Три литра молока
Вчера Валя Кулькова попросила меня, чтобы сегодня утром я пошла с ней в магазин — она хотела выбрать и купить своей маме подарок.
— 8 Марта ещё не скоро, — объяснила Валя, — но лучше сейчас купить. А то народу потом будет очень много, и какую-нибудь хорошую вещь не достанешь. О подарках надо заботиться заранее. Моя мама всегда так говорит.
Я согласилась пойти. 8 Марта и в самом деле ещё не скоро, а вот день Советской Армии — уже недалеко. «Куплю, — решила я, — подарок Андрюше. Он же — будущий воин. Конечно, и всех других мальчиков нашего класса мы поздравим с их праздником и что-нибудь подарим. Но Андрюшу я должна поздравить особо. Он ведь мой защитник».
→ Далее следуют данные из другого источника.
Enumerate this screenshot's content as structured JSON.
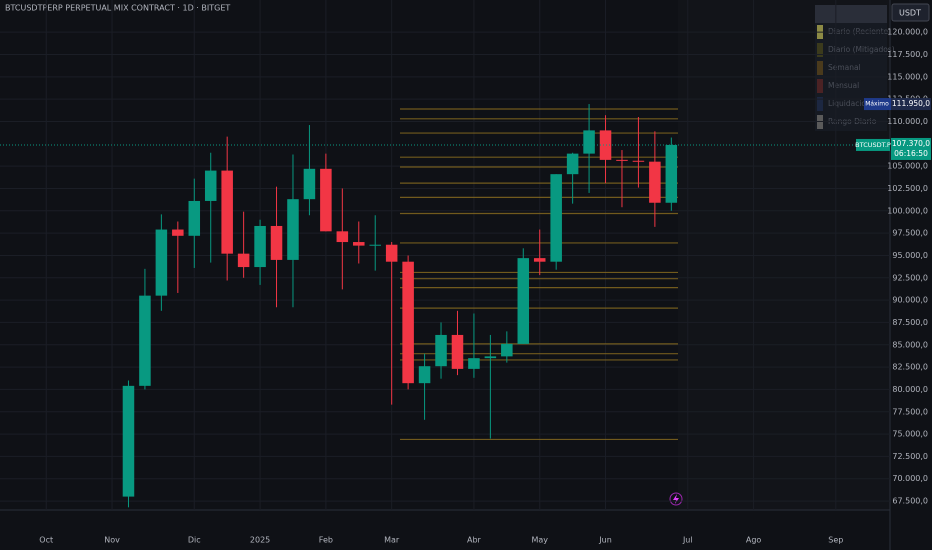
{
  "chart_data": {
    "type": "candlestick",
    "title": "BTCUSDTPERP PERPETUAL MIX CONTRACT · 1D · BITGET",
    "currency": "USDT",
    "symbol": "BTCUSDT.P",
    "countdown": "06:16:50",
    "last": {
      "value": 107370,
      "label": "107.370,0"
    },
    "high_marker": {
      "name": "Máximo",
      "value": 111950,
      "label": "111.950,0"
    },
    "categories": [
      "Oct",
      null,
      null,
      null,
      "Nov",
      null,
      null,
      null,
      null,
      "Dic",
      null,
      null,
      null,
      "2025",
      null,
      null,
      null,
      "Feb",
      null,
      null,
      null,
      "Mar",
      null,
      null,
      null,
      null,
      "Abr",
      null,
      null,
      null,
      "May",
      null,
      null,
      null,
      "Jun",
      null,
      null,
      null,
      null,
      "Jul",
      null,
      null,
      null,
      "Ago",
      null,
      null,
      null,
      null,
      "Sep",
      null,
      null,
      null
    ],
    "open": [
      null,
      null,
      null,
      null,
      null,
      68000,
      80400,
      90500,
      97900,
      97200,
      101100,
      104500,
      95200,
      93700,
      98300,
      94500,
      101300,
      104700,
      97700,
      96500,
      96100,
      96200,
      94300,
      80700,
      82600,
      86100,
      82300,
      83500,
      83700,
      85100,
      94700,
      94300,
      104100,
      106400,
      109000,
      105700,
      105600,
      105500,
      100900,
      null,
      null,
      null,
      null,
      null,
      null,
      null,
      null,
      null,
      null,
      null,
      null,
      null
    ],
    "high": [
      null,
      null,
      null,
      null,
      null,
      81000,
      93500,
      99600,
      98800,
      103600,
      106500,
      108300,
      99900,
      99000,
      102700,
      106300,
      109600,
      106400,
      102500,
      98800,
      99500,
      96500,
      95000,
      84000,
      87500,
      88800,
      88500,
      86100,
      86500,
      95800,
      97900,
      104100,
      106500,
      111950,
      110700,
      106800,
      110500,
      108900,
      108200,
      null,
      null,
      null,
      null,
      null,
      null,
      null,
      null,
      null,
      null,
      null,
      null,
      null
    ],
    "low": [
      null,
      null,
      null,
      null,
      null,
      66800,
      80000,
      88800,
      90800,
      93600,
      94200,
      92200,
      92500,
      91700,
      89200,
      89200,
      99500,
      97700,
      91200,
      94100,
      93300,
      78300,
      80000,
      76600,
      81200,
      81600,
      81300,
      74500,
      83000,
      85100,
      92800,
      93400,
      100800,
      102000,
      103100,
      100400,
      102600,
      98200,
      100000,
      null,
      null,
      null,
      null,
      null,
      null,
      null,
      null,
      null,
      null,
      null,
      null,
      null
    ],
    "close": [
      null,
      null,
      null,
      null,
      null,
      80400,
      90500,
      97900,
      97200,
      101100,
      104500,
      95200,
      93700,
      98300,
      94500,
      101300,
      104700,
      97700,
      96500,
      96100,
      96200,
      94300,
      80700,
      82600,
      86100,
      82300,
      83500,
      83700,
      85100,
      94700,
      94300,
      104100,
      106400,
      109000,
      105700,
      105600,
      105500,
      100900,
      107370,
      null,
      null,
      null,
      null,
      null,
      null,
      null,
      null,
      null,
      null,
      null,
      null,
      null
    ],
    "up_color": "#089981",
    "down_color": "#f23645",
    "levels": [
      111400,
      110300,
      108700,
      106000,
      104900,
      103100,
      101500,
      99700,
      96400,
      93100,
      92400,
      91400,
      89100,
      85100,
      84000,
      83300,
      74400
    ],
    "level_color": "#8a6d1f",
    "ylim": [
      66500,
      123600
    ],
    "yticks": [
      {
        "value": 67500,
        "label": "67.500,0"
      },
      {
        "value": 70000,
        "label": "70.000,0"
      },
      {
        "value": 72500,
        "label": "72.500,0"
      },
      {
        "value": 75000,
        "label": "75.000,0"
      },
      {
        "value": 77500,
        "label": "77.500,0"
      },
      {
        "value": 80000,
        "label": "80.000,0"
      },
      {
        "value": 82500,
        "label": "82.500,0"
      },
      {
        "value": 85000,
        "label": "85.000,0"
      },
      {
        "value": 87500,
        "label": "87.500,0"
      },
      {
        "value": 90000,
        "label": "90.000,0"
      },
      {
        "value": 92500,
        "label": "92.500,0"
      },
      {
        "value": 95000,
        "label": "95.000,0"
      },
      {
        "value": 97500,
        "label": "97.500,0"
      },
      {
        "value": 100000,
        "label": "100.000,0"
      },
      {
        "value": 102500,
        "label": "102.500,0"
      },
      {
        "value": 105000,
        "label": "105.000,0"
      },
      {
        "value": 110000,
        "label": "110.000,0"
      },
      {
        "value": 112500,
        "label": "112.500,0"
      },
      {
        "value": 115000,
        "label": "115.000,0"
      },
      {
        "value": 117500,
        "label": "117.500,0"
      },
      {
        "value": 120000,
        "label": "120.000,0"
      }
    ],
    "grid": true,
    "legend": [
      {
        "name": "Diario (Reciente)",
        "color": "#8c8a45"
      },
      {
        "name": "Diario (Mitigados)",
        "color": "#3b3a1c"
      },
      {
        "name": "Semanal",
        "color": "#4a3a1c"
      },
      {
        "name": "Mensual",
        "color": "#4b2224"
      },
      {
        "name": "Liquidaciones",
        "color": "#1c2741"
      },
      {
        "name": "Rango Diario",
        "color": "#5a5a5a"
      }
    ]
  }
}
У меня был рубль. В книжке лежал. Я его давно хранила, на всякий случай. И вот — как раз такой случай.
С Валей мы условились встретиться у почты, в одиннадцать часов. Раньше я не могла — в музыкальную школу ходила, у нас сегодня было занятие по сольфеджио.
Взяла я свой рубль и вышла из дома. Иду и радуюсь: дорога жёлтым песочком посыпана, не скользко, мы посыпали!
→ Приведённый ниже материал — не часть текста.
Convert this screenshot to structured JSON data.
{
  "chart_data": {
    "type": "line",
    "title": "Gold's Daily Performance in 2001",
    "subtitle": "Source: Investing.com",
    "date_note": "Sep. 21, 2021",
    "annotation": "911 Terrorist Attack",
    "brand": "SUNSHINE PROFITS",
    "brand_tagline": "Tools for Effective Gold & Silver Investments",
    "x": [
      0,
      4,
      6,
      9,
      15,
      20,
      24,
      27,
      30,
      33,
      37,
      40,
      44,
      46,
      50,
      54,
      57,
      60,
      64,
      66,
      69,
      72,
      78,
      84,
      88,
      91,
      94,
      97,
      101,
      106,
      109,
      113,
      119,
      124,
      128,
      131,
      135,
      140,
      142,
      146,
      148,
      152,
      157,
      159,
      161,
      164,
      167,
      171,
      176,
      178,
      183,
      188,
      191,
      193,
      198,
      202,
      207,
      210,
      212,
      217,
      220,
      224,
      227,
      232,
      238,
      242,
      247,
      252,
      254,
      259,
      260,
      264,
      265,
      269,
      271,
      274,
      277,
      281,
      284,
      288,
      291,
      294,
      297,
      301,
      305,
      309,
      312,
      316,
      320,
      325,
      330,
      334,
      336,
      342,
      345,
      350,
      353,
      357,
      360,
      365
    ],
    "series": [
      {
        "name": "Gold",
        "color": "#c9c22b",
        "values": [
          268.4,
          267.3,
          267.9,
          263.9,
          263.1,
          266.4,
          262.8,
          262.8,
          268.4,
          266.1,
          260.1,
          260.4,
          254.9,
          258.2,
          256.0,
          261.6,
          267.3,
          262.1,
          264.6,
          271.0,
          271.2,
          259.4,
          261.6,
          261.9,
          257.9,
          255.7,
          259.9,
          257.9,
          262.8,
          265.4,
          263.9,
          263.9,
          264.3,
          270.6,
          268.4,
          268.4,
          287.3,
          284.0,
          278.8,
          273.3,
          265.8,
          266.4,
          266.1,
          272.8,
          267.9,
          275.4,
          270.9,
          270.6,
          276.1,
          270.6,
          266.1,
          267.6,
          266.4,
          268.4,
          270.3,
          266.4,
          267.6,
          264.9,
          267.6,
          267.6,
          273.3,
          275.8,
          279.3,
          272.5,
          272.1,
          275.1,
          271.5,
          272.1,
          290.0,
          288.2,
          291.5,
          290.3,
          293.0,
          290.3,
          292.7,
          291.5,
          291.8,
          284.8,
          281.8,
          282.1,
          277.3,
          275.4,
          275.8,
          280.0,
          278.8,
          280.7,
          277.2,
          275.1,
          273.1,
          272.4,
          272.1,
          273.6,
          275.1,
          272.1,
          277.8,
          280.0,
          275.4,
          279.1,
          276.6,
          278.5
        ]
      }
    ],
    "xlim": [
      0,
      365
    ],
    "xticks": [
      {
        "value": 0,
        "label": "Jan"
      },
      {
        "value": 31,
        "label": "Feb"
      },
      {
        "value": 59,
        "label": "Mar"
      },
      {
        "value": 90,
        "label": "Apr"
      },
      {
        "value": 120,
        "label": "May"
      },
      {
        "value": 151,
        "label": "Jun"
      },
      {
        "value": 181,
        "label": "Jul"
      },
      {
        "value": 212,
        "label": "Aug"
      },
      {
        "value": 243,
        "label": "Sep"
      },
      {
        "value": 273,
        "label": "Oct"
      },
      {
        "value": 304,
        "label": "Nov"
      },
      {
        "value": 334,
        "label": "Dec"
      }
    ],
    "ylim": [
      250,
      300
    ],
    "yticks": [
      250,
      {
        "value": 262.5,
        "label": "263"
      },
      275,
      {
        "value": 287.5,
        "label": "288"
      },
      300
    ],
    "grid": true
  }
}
У почты меня поджидала Валя. Она, видно, давно уже пришла. Замёрзла на ветру, пританцовывала в своих красных сапожках.
— Мы же в одиннадцать условились, — сказала я. — Сейчас — ровно одиннадцать.
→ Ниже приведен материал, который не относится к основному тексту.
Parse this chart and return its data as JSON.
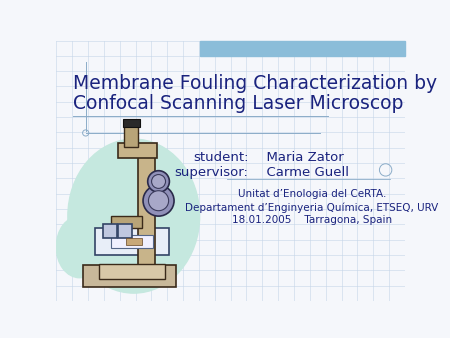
{
  "title_line1": "Membrane Fouling Characterization by",
  "title_line2": "Confocal Scanning Laser Microscop",
  "title_color": "#1a237e",
  "title_fontsize": 13.5,
  "student_label": "student:",
  "student_name": "  Maria Zator",
  "supervisor_label": "supervisor:",
  "supervisor_name": "  Carme Guell",
  "info_line1": "Unitat d’Enologia del CeRTA.",
  "info_line2": "Departament d’Enginyeria Química, ETSEQ, URV",
  "info_line3": "18.01.2005    Tarragona, Spain",
  "info_color": "#1a237e",
  "label_fontsize": 9.5,
  "info_fontsize": 7.5,
  "bg_color": "#f5f7fb",
  "grid_color": "#c5d5e8",
  "top_bar_color": "#8bbdd9",
  "slide_bg": "#f5f7fb"
}
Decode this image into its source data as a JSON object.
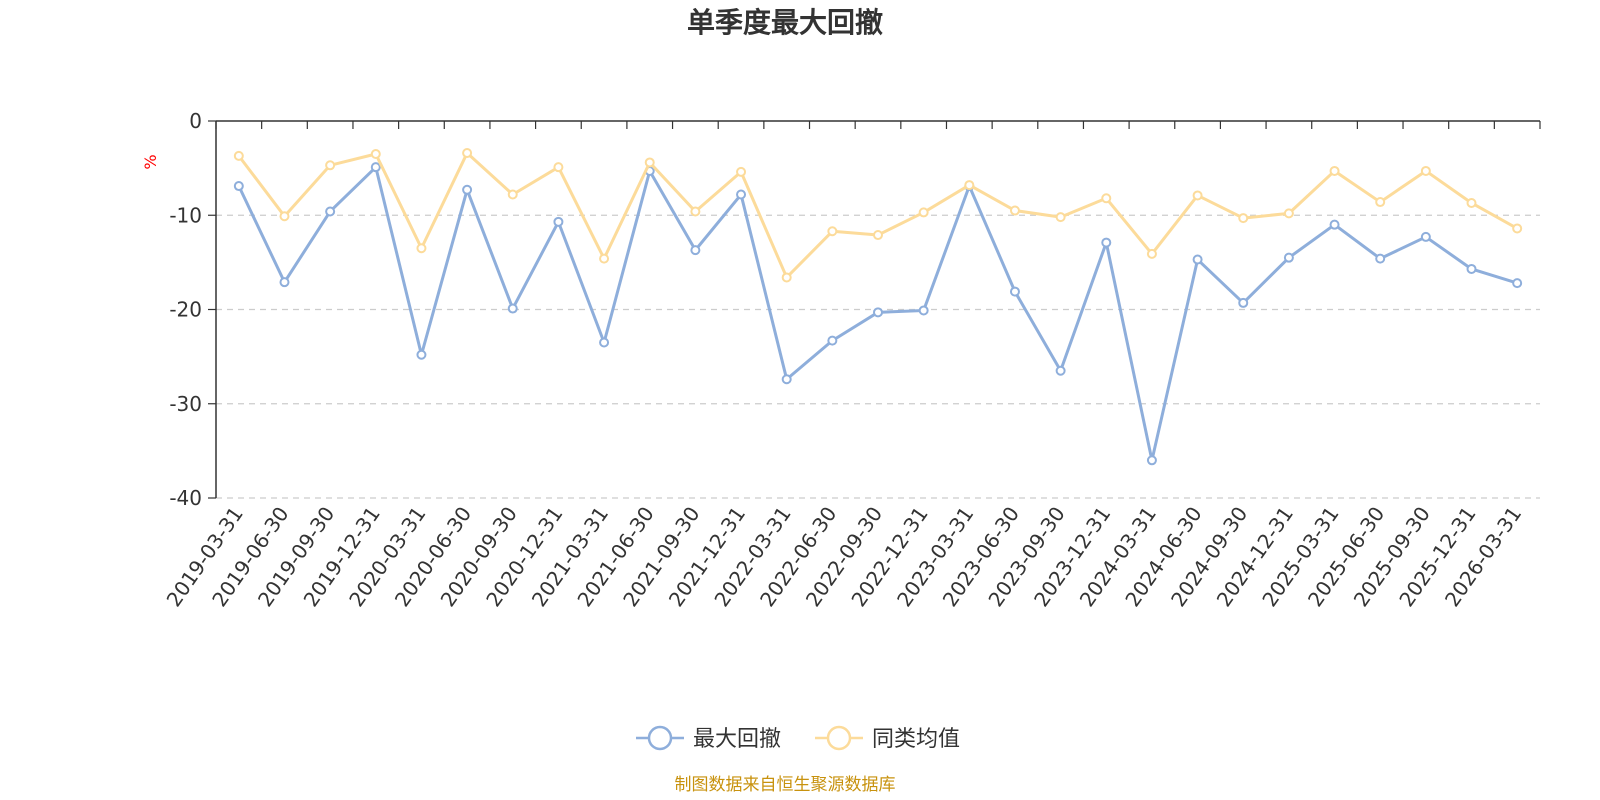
{
  "chart_data": {
    "type": "line",
    "title": "单季度最大回撤",
    "ylabel": "%",
    "xlabel": "",
    "ylim": [
      -40,
      0
    ],
    "yticks": [
      0,
      -10,
      -20,
      -30,
      -40
    ],
    "grid": true,
    "legend_position": "bottom-center",
    "categories": [
      "2019-03-31",
      "2019-06-30",
      "2019-09-30",
      "2019-12-31",
      "2020-03-31",
      "2020-06-30",
      "2020-09-30",
      "2020-12-31",
      "2021-03-31",
      "2021-06-30",
      "2021-09-30",
      "2021-12-31",
      "2022-03-31",
      "2022-06-30",
      "2022-09-30",
      "2022-12-31",
      "2023-03-31",
      "2023-06-30",
      "2023-09-30",
      "2023-12-31",
      "2024-03-31",
      "2024-06-30",
      "2024-09-30",
      "2024-12-31",
      "2025-03-31",
      "2025-06-30",
      "2025-09-30",
      "2025-12-31",
      "2026-03-31"
    ],
    "series": [
      {
        "name": "最大回撤",
        "color": "#8eaedb",
        "values": [
          -6.9,
          -17.1,
          -9.6,
          -4.9,
          -24.8,
          -7.3,
          -19.9,
          -10.7,
          -23.5,
          -5.3,
          -13.7,
          -7.8,
          -27.4,
          -23.3,
          -20.3,
          -20.1,
          -6.9,
          -18.1,
          -26.5,
          -12.9,
          -36.0,
          -14.7,
          -19.3,
          -14.5,
          -11.0,
          -14.6,
          -12.3,
          -15.7,
          -17.2
        ]
      },
      {
        "name": "同类均值",
        "color": "#fcdb9a",
        "values": [
          -3.7,
          -10.1,
          -4.7,
          -3.5,
          -13.5,
          -3.4,
          -7.8,
          -4.9,
          -14.6,
          -4.4,
          -9.6,
          -5.4,
          -16.6,
          -11.7,
          -12.1,
          -9.7,
          -6.8,
          -9.5,
          -10.2,
          -8.2,
          -14.1,
          -7.9,
          -10.3,
          -9.8,
          -5.3,
          -8.6,
          -5.3,
          -8.7,
          -11.4
        ]
      }
    ]
  },
  "footer": {
    "source": "制图数据来自恒生聚源数据库"
  }
}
— Я знаю, — ответила Валя. — Просто мне очень хотелось скорее в магазин.
— Нравится? — спросила я и с гордостью показала на жёлтую дорожку песка позади нас.
— Что нравится? — не поняла Валя.
— Песок. Это мы сами вчера посыпали вечером. Как раз до почты. И сегодня будем посыпать.
Я думала, Валя удивится. А она не удивилась. Вообще ничего не сказала про песок. Она опять стала говорить о том, как ей лучше израсходовать свои 22 рубля 40 копеек.
— Денег у мамы я больше не беру, — сообщила Валя.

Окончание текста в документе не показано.